What part of NO SOLICITING is unclear?

Is the word “soliciting” too big for the average door-to-door salesperson? Maybe they’re all from Britain and they think my sign is anti-lawyer?

Whatever. It’s a tasteful sign, black, with gold lettering. Probably $1.99 at Home Depot. It came with the house, so I don’t know how much it cost. But I’m thinking of replacing it. Maybe with something neon, flashing letters. A hot pink flamingo beside it. Because I DON’T LIKE TO BE BOTHERED. I don’t want whatever you’re offering. I don’t want a new roof, a free estimate. I don’t want strangers knocking on my door.

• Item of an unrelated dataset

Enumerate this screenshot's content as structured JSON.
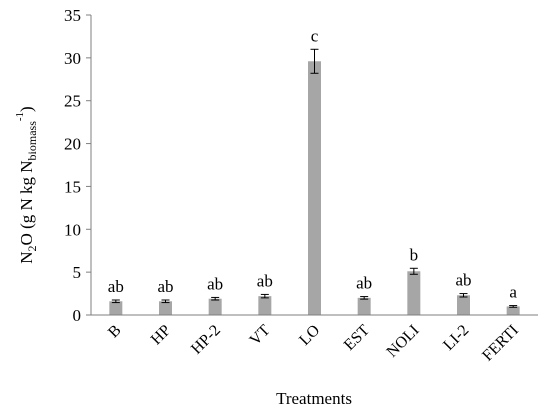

When we moved here, Z was almost five months old and taking three or four naps a day. The doorbell was extremely loud, and while we didn’t often have unexpected visitors, the few times we did the clanging of the doorbell woke her up. My solution: a sign that reads “Please KNOCK instead of ringing doorbell.” It’s taped over the doorbell, so no one can miss it.

Should I add a post-script? “Please KNOCK instead of ringing doorbell, but if you’re selling something don’t even bother, unless you’re a girl scout selling cookies.”

I don’t want your new siding, your solar energy, your religion, your encyclopedias, or your pizza coupons. But I do want your cookies.